冒頭8トラックが「詩的で宗教的な前奏曲と調べ」(1845-6)です。「詩的で宗教的な調べ」関係曲のややこしい歴史は一旦第47巻で紹介したのですが、最近の研究成果によりさらにややこしい前史が明らかになったようです。英文解説を読んで理解した限りを紹介しますと・・・
ここに収録された8曲はあるスケッチブック(N5と呼ばれています)に続けて書かれています。その冒頭曲だけは実は第47巻トラック10で録音されていて、今回再録音となっています。この8曲つづりの前に「詩的で宗教的な調べ」とタイトルが書いてあるのですが、それに括弧付きで「Preludes et Harmonies poetiques et religieuses」(アクセント記号無視)とも付記されており、ややこしい他の関係曲と区別するために、ハワードはこの8曲つづりを括弧付きの方で呼ぶことにしたのです。
しかし、この8曲が1847年の曲集(こちらはスケッチブックN9から発見されたもの)に先立つ曲集である、と単純に決め付けるわけにもいかないようです。8曲中の第5曲の前に、全11曲からなる曲集の構想を表した「チェックリスト」が書いてあり、それによると、8曲曲集の第1、2、8、4、5曲が、11曲曲集の第2、3、6、8、10曲に該当する、というのです。とすると、8曲は単にスケッチブックに続けて書かれていただけの関係(シューベルトの「白鳥の歌」と同じ状態ですかね?)に過ぎない、と見るのが本当かもしれないのですが、11曲曲集としては復元できないので、8曲曲集の形で収録するしかなかったのでしょう。ちなみに11曲曲集の第1曲がおそらく単独曲の「詩的で宗教的な調べ」(第7巻)、第9曲が「眠りから覚めた御子への賛歌」第1稿(第47巻)、第11曲が多分「ペトラルカのソネット第104番」(ただし現存するどの稿も調性が合わない)、ということです。第4、5曲はそれぞれ第37巻の「エレジー」、第5巻の「夜の祈りを歌う巡礼の行進」と関係があるらしいですが、解説に書いてあることが今一つ理解できません。「ショパン」の題だけ与えられている第7曲については何の情報も無いようです。

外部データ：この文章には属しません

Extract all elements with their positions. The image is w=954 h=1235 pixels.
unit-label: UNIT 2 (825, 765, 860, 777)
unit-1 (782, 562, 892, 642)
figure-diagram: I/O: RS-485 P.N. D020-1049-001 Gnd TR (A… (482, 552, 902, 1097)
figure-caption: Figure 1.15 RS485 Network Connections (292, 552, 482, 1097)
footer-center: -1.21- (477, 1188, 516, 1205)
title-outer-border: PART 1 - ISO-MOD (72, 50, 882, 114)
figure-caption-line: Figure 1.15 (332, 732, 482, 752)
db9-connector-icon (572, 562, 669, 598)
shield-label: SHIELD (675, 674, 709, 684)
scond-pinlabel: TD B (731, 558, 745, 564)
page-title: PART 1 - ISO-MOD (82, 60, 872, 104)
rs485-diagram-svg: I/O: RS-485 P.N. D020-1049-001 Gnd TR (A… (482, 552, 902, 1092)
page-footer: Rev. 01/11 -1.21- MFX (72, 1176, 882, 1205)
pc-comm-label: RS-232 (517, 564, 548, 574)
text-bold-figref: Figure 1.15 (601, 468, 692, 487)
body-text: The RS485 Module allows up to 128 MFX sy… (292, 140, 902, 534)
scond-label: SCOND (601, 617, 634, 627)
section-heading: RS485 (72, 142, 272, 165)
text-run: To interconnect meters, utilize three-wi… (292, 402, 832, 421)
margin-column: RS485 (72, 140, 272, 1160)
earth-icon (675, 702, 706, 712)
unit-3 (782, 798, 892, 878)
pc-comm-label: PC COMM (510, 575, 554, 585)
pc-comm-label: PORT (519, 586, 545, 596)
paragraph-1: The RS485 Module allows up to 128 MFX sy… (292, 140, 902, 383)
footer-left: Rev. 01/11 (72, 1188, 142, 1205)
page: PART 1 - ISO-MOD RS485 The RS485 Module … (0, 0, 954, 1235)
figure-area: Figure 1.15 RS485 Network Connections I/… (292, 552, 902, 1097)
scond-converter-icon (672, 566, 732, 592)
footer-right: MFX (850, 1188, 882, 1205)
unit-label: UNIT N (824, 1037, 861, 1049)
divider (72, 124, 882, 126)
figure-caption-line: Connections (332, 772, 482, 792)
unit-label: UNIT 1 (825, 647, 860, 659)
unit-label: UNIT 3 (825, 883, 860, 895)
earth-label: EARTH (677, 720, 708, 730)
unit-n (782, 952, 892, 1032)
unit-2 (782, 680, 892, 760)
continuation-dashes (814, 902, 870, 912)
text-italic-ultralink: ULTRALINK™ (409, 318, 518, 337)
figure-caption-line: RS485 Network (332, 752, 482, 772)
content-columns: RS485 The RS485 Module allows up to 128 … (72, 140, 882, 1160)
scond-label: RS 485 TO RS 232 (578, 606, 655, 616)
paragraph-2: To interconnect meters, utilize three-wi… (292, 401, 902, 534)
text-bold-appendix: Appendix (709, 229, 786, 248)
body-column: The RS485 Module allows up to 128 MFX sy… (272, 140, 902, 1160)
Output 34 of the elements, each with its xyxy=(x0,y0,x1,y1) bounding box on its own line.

11曲曲集が本当の姿だとしてもややこしいだけなので、8曲曲集ということにする、にしても、短調の曲が第2曲だけなので曲集と見るには単調になってしまうのですが、個々の曲は「詩的で宗教的な調べ」か「巡礼の年第2年」を少しだけ未熟にしたような雰囲気です。後の作品に結実しなかったスケッチの方が多いのですが、1840年代のリストの最良の面が現れている、と個人的には思うのです。第1曲は前述のように再録音で「孤独の中の神の祝福」の一部の原形です。第4曲は「バラード1番」にごく近い主題で始まりますが大分違う曲で、1.5倍は長くなるこちらの方がずっといい曲のような気がします。第7曲は1分余りしかありませんが「愛の夢第2番」の原作である歌曲の、そのまた前身になるようです。

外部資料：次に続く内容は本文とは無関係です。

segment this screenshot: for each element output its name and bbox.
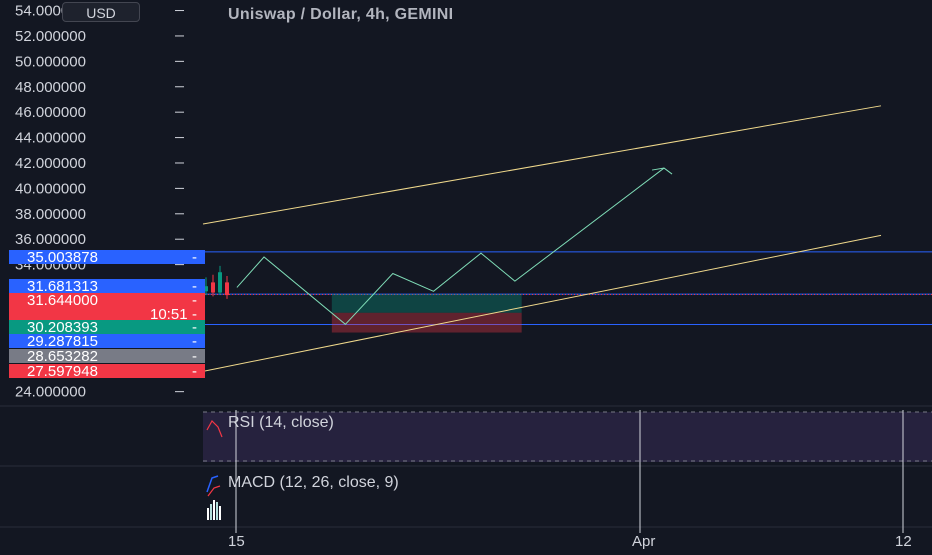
time-tick-label: Apr <box>632 533 655 550</box>
price-badge-label: 35.003878 <box>27 249 98 266</box>
price-tick-label: 38.000000 <box>15 206 86 223</box>
chart-title: Uniswap / Dollar, 4h, GEMINI <box>228 6 453 23</box>
price-badge-label: 31.644000 <box>27 292 98 309</box>
time-tick-label: 15 <box>228 533 245 550</box>
price-tick-label: 42.000000 <box>15 155 86 172</box>
candle-body <box>218 272 222 293</box>
price-badge-dash: - <box>192 363 197 380</box>
price-tick-label: 48.000000 <box>15 79 86 96</box>
macd-histogram-bar <box>219 506 221 520</box>
currency-button[interactable]: USD <box>62 2 140 22</box>
macd-signal-line <box>207 485 221 497</box>
chart-workspace[interactable]: 24.000000 34.000000 36.000000 38.000000 40.0… <box>0 0 932 550</box>
price-tick-label: 36.000000 <box>15 231 86 248</box>
price-tick-label: 52.000000 <box>15 28 86 45</box>
macd-histogram-bar <box>210 504 212 520</box>
price-badge: 35.003878 - <box>9 249 205 266</box>
position-target-zone <box>331 294 522 313</box>
candle-body <box>225 282 229 296</box>
price-tick-label: 50.000000 <box>15 53 86 70</box>
price-badge-dash: - <box>192 249 197 266</box>
rsi-label[interactable]: RSI (14, close) <box>228 414 334 431</box>
price-chart[interactable]: 24.00000034.00000036.00000038.00000040.0… <box>0 0 932 550</box>
price-tick-label: 46.000000 <box>15 104 86 121</box>
macd-histogram-bar <box>207 508 209 520</box>
position-stop-zone <box>331 312 522 333</box>
macd-label[interactable]: MACD (12, 26, close, 9) <box>228 474 399 491</box>
price-badge: 27.597948 - <box>9 363 205 380</box>
price-badge-label: 27.597948 <box>27 363 98 380</box>
macd-histogram-bar <box>213 500 215 520</box>
candle-body <box>211 282 215 293</box>
price-tick-label: 40.000000 <box>15 180 86 197</box>
macd-histogram-bar <box>216 502 218 520</box>
channel-upper-line <box>202 105 882 225</box>
price-tick-label: 44.000000 <box>15 130 86 147</box>
channel-lower-line <box>202 234 882 372</box>
price-tick-label: 24.000000 <box>15 384 86 401</box>
time-tick-label: 12 <box>895 533 912 550</box>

トラック9の「管弦楽の無い協奏曲」(1839)、タイトルはシューマンにならってハワード達がつけたもので、要するに「ピアノ協奏曲第2番」の最初のスケッチです。単独曲として20分超というのは、ソナタに次ぐ規模で、「ダンテを読みて」「演奏会用大練習曲」「スケルツオとマーチ」よりも長くなるのですが、それら傑作と比較できる水準ではありません。1839年ではまだ楽想の練りが足りないというのが一つ、それ以上に、これはあくまでもオーケストレーションの準備としてのスケッチであり、音がスカスカの所もあれば異常に難しそうな所(ハワードさん弾けてません)もあり、でピアノソロ曲としての仕上がりが考慮されていない、というのが大きいです。立派なピアノ独奏曲をつまらなく管弦楽つきに編曲した「演奏会用大練習曲」のケースとは違い、最終的にピアノ協奏曲第2番として立派に実ったのだから、ピアノ独奏曲としてこの曲が今一つでも、これで良しとしましょう。

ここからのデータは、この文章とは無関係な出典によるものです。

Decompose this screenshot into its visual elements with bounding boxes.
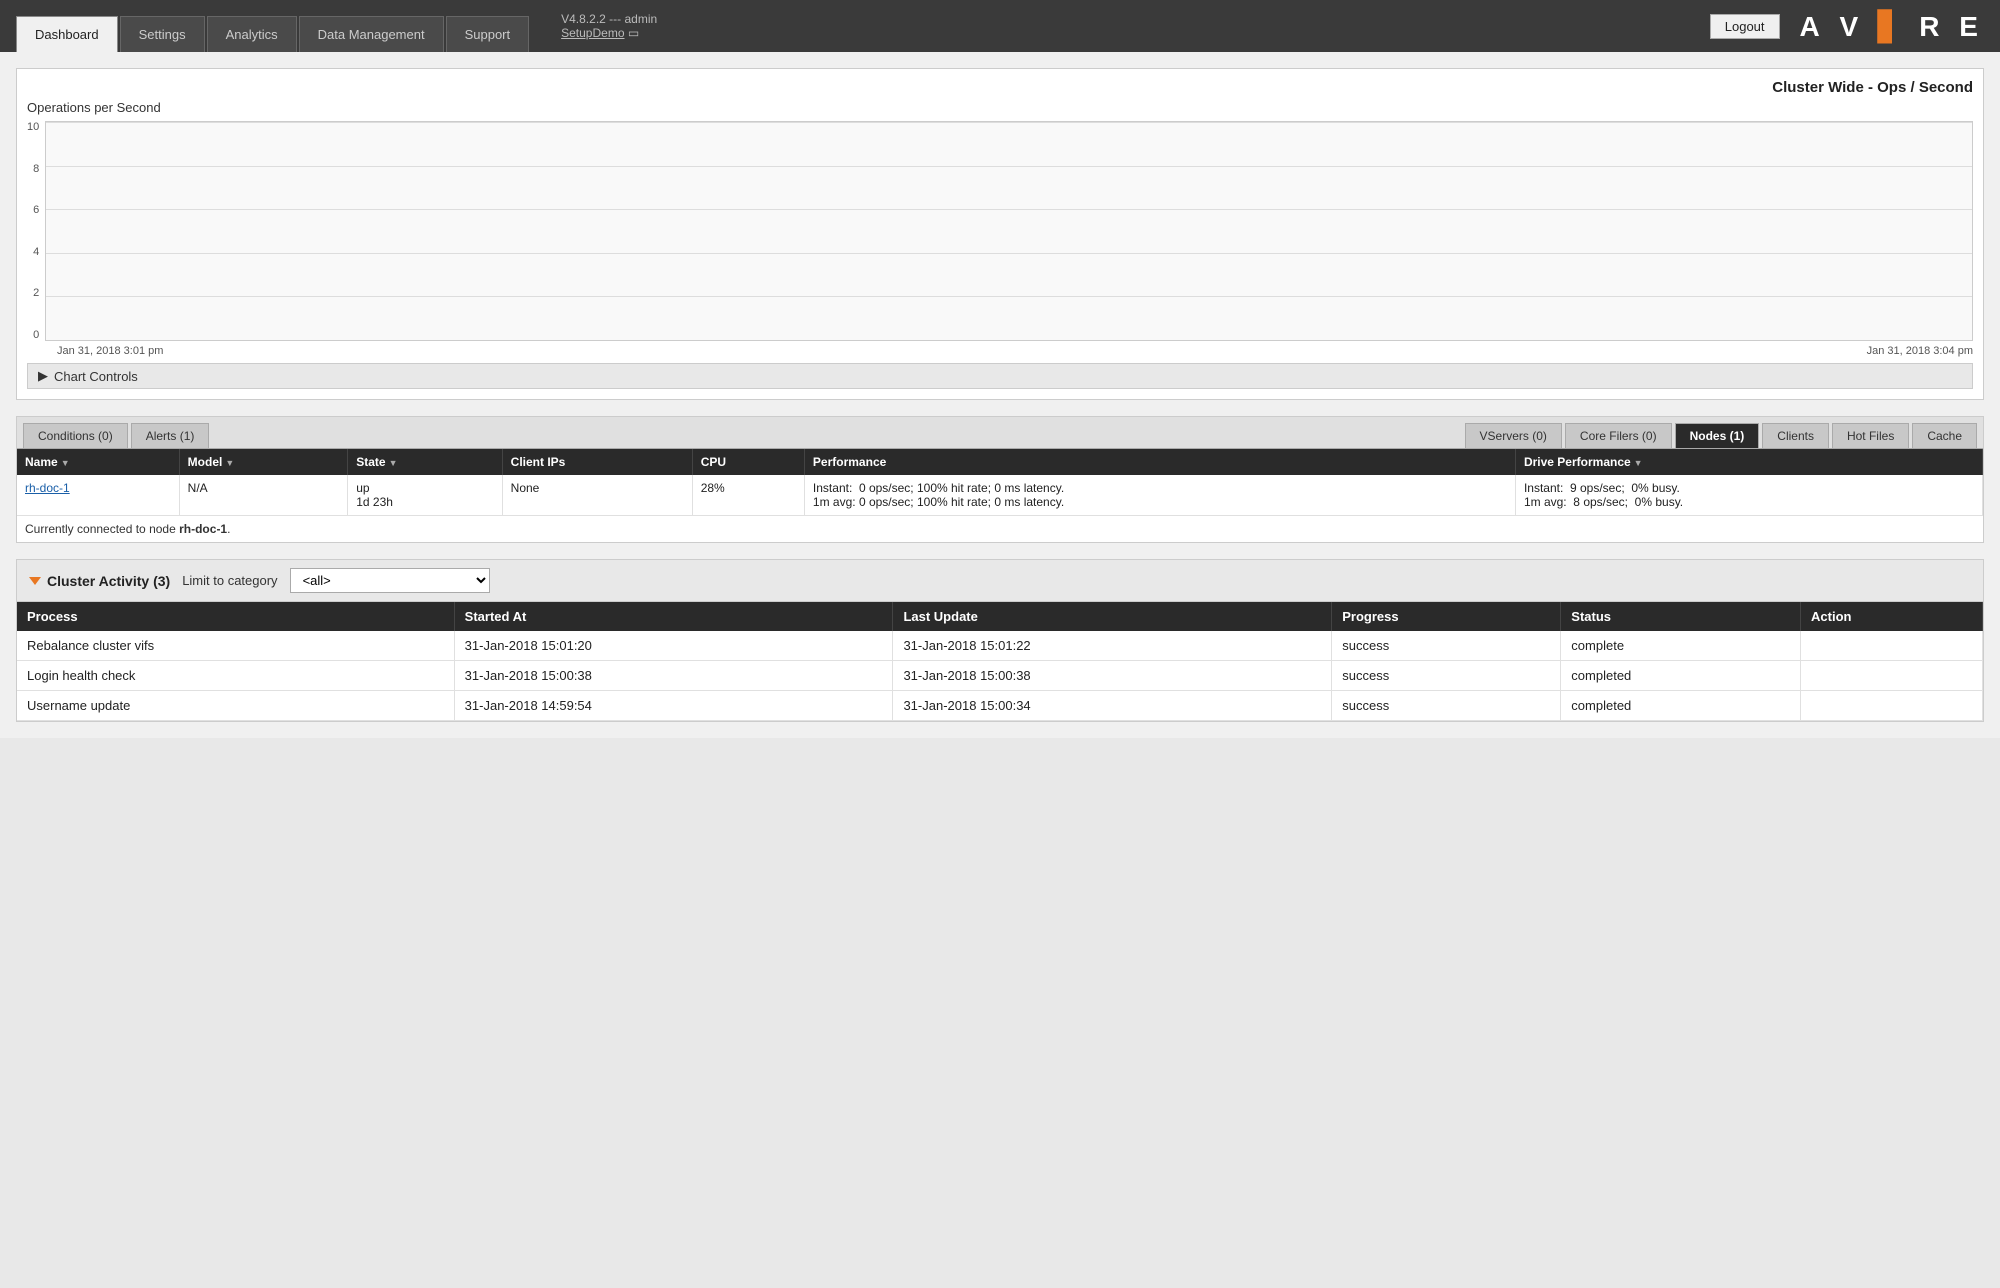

トラック10の「アルバムリーフ」(1840)は「ジプシーの歌」(第29巻)の第11曲の前身の断片、「ハンガリー行進曲変ロ長調」(1859)は2分余りといささか短いですが、性格としては第28巻で述べた「一連のマーチ」の典型でしょう。ラジオ体操誕生×十周年記念式典でもあればテーマ行進曲にピッタリと思いました。「Pensees 'Nocturne'」(1845)はシリーズにするつもりが書き上げたのはこれ一曲のみということですが、佳曲です。
全4曲で2分あまりの「アルバムリーフ」(1840年代、第4曲だけ1860年代)も、曲と呼べる代物ではないとしても、リストらしからぬ対位法の扱いがあったり(第3曲)して、興味深いとはいえます。
「おお、愛せるだけ愛せよ」(1840年代)はご存知「愛の夢第3番」の原形、有名版の変イ長調に対しこちらはイ長調で、あちこち未完の部分をハワードが補筆して収録しています。普通の人は有名版だけ相手にしていれば良さそうです。